D’abord parce qu’il s’en est fallu d’un cheveu, selon les deux coéquipiers. L’impossibilité d’assurer des vols s’explique par des difficultés techniques bien cernées, puisque situées pour l’essentiel au niveau des moteurs de l’eVTOL (pour aéronef électrique à décollage et atterrissage vertical) fournis par une entreprise américaine. Un temps sollicité, le français Safran n'a finalement pas participé au projet. «Les moteurs sont repartis aux Etats-Unis, ils vont être testés par le fournisseur qui va les améliorer et les renvoyer ensuite, fait-on savoir chez Volocopter, société créée en 2011 avec à sa tête l’ex-patron d’Airbus Defence & Space, Dirk Hoke.Cela a donc eu des répercussions sur le calendrier de certification prévu.»
Une certification d'ici début 2025 au plus tard
Volocopter devrait recevoir des moteurs répondant aux critères de certification vers le 15 août. L’entreprise va ensuite entamer de nouveaux tests pendant au moins huit semaines, via des protocoles convenus avec l’Agence de l'Union européenne pour la sécurité aérienne (AESA) chargée de certifier les aéronefs civils. Toutefois, il va falloir encore attendre plusieurs mois pour décrocher la certification complète du Volocity. «Nous prévoyons beaucoup moins de turbulences pour les mois à venir et espérons obtenir la certification au plus tard au début de l'année prochaine», commente un porte-parole de la start-up. Un sésame qui ouvrira alors la voie à une exploitation commerciale.

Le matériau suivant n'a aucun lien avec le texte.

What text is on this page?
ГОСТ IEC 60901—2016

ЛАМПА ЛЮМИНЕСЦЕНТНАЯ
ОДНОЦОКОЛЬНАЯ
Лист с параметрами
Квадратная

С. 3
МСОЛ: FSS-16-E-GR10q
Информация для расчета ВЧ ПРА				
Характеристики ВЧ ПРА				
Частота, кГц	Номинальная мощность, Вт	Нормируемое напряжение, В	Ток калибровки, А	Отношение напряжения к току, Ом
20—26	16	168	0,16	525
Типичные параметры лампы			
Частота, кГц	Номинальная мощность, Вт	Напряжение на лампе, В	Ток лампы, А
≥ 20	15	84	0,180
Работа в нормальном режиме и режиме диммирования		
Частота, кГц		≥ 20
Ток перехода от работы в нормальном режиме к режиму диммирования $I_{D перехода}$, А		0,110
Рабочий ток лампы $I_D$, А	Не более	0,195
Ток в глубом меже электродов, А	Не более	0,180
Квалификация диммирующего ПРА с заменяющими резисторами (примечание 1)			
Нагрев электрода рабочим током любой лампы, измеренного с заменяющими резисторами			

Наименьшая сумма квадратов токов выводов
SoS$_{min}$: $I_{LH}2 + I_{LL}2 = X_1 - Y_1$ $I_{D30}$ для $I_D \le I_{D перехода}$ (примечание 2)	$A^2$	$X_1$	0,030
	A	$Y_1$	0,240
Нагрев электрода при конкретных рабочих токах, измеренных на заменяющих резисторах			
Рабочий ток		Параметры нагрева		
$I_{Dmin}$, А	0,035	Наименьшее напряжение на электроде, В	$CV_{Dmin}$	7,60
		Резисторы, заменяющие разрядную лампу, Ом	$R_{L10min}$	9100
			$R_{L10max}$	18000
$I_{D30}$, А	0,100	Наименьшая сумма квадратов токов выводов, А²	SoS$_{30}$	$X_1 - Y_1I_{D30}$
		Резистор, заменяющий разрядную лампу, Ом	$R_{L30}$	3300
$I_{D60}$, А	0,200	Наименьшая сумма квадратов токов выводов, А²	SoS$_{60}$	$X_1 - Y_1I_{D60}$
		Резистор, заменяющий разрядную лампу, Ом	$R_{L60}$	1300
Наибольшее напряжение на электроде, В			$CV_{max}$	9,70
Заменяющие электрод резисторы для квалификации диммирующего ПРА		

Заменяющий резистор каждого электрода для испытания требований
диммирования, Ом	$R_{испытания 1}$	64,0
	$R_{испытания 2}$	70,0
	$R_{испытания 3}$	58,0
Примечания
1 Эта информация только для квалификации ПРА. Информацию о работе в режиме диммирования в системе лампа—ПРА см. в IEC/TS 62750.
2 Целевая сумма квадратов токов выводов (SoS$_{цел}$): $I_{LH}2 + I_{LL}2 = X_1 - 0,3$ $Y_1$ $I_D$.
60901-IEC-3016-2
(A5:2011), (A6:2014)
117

Après, on estime au sein du groupe ADP que le champ sera libre, d’autant que le Conseil d’Etat a rejeté fin juillet le référé déposé par la Mairie de Paris visant à interdire la barge parisienne. Et les acteurs privés peuvent aussi compter en France sur le soutien du ministère des Transports et de la région Ile-de-France. D’où l’optimisme persistant des promoteurs du taxi volant, malgré le récent revers. A Paris, le groupe ADP prévoit toujours de faire voler un Volocity d’ici la fin de l’année, si possible à l’horizon de la réouverture de Notre-Dame prévue en décembre 2024, entre des ponts au-dessus de la Seine. La mise en service provisoire de la barge est en effet autorisée jusqu’au 31 décembre de cette année. Si la certification de l'engin n'est pas décrochée à cette échéance, une autorisation temporaire pourra être obtenue.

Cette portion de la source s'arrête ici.